I. - Situation de référence et objectifs de l’accord ou convention

Les autorités kazakhstanaises souhaitaient depuis longtemps conclure un accord de sécurité intérieure avec la France, arguant du fait qu'il serait difficile de mettre en œuvre une coopération opérationnelle efficace sans une telle base juridique.

Si la coopération technique fonctionne toujours bien (pour 2010 six actions dans le domaine de la lutte contre les incendies, de la formation cynotechnique ou encore des produits dopants étaient prévues), la coopération opérationnelle reste entravée par l’héritage de soixante-dix années de régime soviétique.

Cet accord vise à développer la coopération opérationnelle encore balbutiante dans les domaines de lutte contre la criminalité, le terrorisme, les trafics ainsi que les infractions à caractère économique et financier.

Il est un complément utile à l’avènement en 2008/2009 du Centre régional d'information et de coordination d'Asie centrale pour la lutte contre les stupéfiants, les psychotropes et les précurseurs (Central Asian Regional Information and Coordination Center – CARICC, équivalent mutatis mutandis d’Europol pour l’Asie Centrale).

Le CARICC regroupe sept Etats-membres – les cinq pays d’Asie centrale (Kazakhstan, Kirghizistan, Ouzbékistan, Turkménistan, Tadjikistan), l’Azerbaïdjan et la Russie.
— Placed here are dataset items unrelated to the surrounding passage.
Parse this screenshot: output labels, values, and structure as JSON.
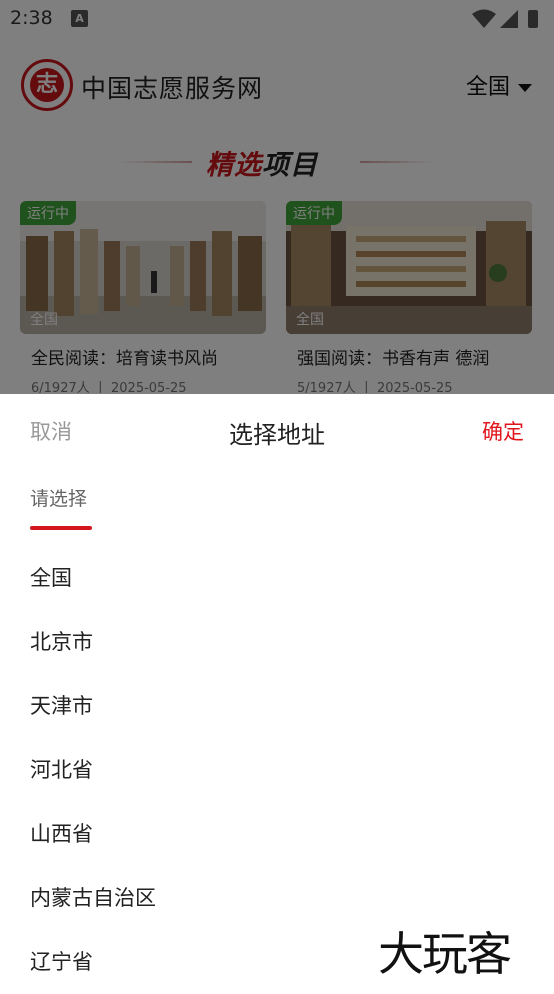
{
  "status_bar": {
    "time": "2:38",
    "notification_icon": "A"
  },
  "header": {
    "title": "中国志愿服务网",
    "logo_char": "志",
    "region": "全国"
  },
  "section": {
    "title_part1": "精选",
    "title_part2": "项目"
  },
  "cards": [
    {
      "badge": "运行中",
      "region": "全国",
      "title": "全民阅读：培育读书风尚",
      "meta": "6/1927人 丨 2025-05-25"
    },
    {
      "badge": "运行中",
      "region": "全国",
      "title": "强国阅读：书香有声 德润",
      "meta": "5/1927人 丨 2025-05-25"
    }
  ],
  "picker": {
    "cancel": "取消",
    "title": "选择地址",
    "confirm": "确定",
    "tab": "请选择",
    "items": [
      "全国",
      "北京市",
      "天津市",
      "河北省",
      "山西省",
      "内蒙古自治区",
      "辽宁省"
    ]
  },
  "watermark": "大玩客",
  "colors": {
    "accent": "#c8161d",
    "badge": "#3fa53a",
    "confirm": "#e0161d"
  }
}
La France y a obtenu un statut d’observateur. Des officiers de liaison de chacun de ces pays sont en poste à Almaty ou en situation de l’être (Russie), ce qui facilite grandement l’échange d’informations opérationnelles.

En outre, de par son rôle de coordinateur, le CARICC est dorénavant le point central lors des opérations de livraisons surveillées de stupéfiants et de substances psychotropes1 entre ces pays. En 2009, 29 livraisons surveillées conduites sous l'égide du CARICC ont permis de démanteler 9 réseaux criminels transnationaux.

D’une manière générale, le taux global de criminalité au Kazakhstan est stable d’une année sur l’autre. La criminalité organisée repose essentiellement sur le trafic de drogue et le blanchiment d’argent, contrôlés par des organisations criminelles russes, kazakhstanaises ou tchétchènes. La menace terroriste est quant à elle assez bien maîtrisée par un pouvoir fort.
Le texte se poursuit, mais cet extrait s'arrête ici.